Identity of Things: Applying concepts from Self Sovereign Identity to IoT devices

Abstract

Identity is a crucial property of Internet of Things (IoT) devices. Due to rapid growth and high numbers of similar devices, reliable identification of those devices is a problem. The origin and history of an IoT device is especially important in security relevant environments. Our research addresses this issue by proposing an approach based on blockchain and decentralized identifiers (DID). It is inspired by the concepts of self-sovereign identity (SSI) and bootstrapping of remote secure key infrastructures (BRSKI). Devices are equipped by the manufacturer with an identity stored in a trusted execution environment (TEE) and secured by a blockchain. This identity can be used to trace back the origin of the device. During the bootstrapping process on the customer side, the identity registration of the device is updated in the blockchain. This process is performed by a so-called registrar. Smart contracts prevent unsolicited transfer of ownership and track the history of the device. Besides proof of origin and device security our concept can be used for device inventory and firmware upgrade.

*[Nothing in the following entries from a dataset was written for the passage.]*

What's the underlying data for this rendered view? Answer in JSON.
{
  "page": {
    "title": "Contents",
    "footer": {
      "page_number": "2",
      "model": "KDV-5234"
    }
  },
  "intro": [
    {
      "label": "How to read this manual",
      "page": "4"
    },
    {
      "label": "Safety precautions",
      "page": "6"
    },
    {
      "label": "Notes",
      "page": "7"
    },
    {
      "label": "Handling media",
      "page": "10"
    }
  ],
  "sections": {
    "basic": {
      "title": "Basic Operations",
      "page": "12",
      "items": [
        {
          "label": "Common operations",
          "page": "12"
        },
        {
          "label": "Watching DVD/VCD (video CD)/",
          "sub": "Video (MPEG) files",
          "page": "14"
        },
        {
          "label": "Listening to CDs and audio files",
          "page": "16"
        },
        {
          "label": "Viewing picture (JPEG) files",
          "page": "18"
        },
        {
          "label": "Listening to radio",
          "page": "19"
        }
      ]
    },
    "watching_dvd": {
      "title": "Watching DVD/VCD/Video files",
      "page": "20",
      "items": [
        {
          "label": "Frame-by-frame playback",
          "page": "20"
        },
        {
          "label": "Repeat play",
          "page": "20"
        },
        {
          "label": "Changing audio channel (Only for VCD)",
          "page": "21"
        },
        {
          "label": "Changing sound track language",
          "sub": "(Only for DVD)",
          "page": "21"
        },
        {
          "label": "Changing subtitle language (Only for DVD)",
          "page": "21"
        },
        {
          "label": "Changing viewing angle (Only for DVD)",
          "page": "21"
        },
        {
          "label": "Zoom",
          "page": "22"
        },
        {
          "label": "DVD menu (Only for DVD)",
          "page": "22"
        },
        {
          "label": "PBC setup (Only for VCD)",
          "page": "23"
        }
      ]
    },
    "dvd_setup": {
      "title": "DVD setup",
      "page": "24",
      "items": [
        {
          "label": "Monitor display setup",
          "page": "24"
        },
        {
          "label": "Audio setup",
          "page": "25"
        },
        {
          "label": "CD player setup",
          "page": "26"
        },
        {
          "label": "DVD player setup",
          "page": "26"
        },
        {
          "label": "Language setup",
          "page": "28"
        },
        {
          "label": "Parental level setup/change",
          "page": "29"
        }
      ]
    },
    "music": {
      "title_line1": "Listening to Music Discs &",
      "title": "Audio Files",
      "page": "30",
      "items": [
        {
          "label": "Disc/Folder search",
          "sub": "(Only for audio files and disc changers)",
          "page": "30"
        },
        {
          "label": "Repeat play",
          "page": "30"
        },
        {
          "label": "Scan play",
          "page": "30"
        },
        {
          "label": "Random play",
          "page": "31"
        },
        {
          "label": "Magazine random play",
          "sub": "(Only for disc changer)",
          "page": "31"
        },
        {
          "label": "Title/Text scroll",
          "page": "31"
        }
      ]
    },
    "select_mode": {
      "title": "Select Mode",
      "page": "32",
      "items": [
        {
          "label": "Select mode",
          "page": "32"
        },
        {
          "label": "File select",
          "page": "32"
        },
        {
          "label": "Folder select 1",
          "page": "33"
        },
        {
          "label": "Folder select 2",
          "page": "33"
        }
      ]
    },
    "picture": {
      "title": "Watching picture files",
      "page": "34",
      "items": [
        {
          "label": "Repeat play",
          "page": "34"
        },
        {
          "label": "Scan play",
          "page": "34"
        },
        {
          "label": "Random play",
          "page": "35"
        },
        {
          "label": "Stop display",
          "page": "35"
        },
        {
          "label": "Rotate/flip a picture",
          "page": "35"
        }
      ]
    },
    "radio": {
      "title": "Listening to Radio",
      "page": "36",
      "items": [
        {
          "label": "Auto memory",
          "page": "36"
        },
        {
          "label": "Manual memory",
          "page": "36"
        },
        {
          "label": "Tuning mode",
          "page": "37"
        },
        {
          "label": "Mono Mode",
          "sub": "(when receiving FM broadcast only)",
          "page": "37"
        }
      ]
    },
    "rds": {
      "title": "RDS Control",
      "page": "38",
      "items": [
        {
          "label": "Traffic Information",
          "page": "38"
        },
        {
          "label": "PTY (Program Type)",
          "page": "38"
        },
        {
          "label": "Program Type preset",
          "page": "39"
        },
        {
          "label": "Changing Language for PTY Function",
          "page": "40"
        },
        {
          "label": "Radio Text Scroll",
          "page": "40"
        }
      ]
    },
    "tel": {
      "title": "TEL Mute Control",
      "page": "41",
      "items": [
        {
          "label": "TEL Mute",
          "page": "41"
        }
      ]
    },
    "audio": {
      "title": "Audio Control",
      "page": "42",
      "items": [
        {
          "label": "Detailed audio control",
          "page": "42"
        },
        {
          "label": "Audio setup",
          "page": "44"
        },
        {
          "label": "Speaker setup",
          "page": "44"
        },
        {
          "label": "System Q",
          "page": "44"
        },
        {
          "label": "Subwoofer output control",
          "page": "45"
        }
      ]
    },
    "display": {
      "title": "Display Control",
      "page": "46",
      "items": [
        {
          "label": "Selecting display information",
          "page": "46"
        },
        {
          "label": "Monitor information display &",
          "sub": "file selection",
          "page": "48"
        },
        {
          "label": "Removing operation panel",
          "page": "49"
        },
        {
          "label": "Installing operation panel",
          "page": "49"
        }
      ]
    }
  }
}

A prototype implementation was realized to validate the concept. All six use cases have been implemented and tested using an Ethereum blockchain infrastructure. JSON Web Tokens (JWT) have been used as signed artefacts to transfer information between the stakeholders. This enables an asynchronous communication needed for example in an environment with no direct internet access. Such an infrastructure can be provided by an independent association and can be used by all manufacturers. Depending on the environment, a registration of devices can be optional or mandatory.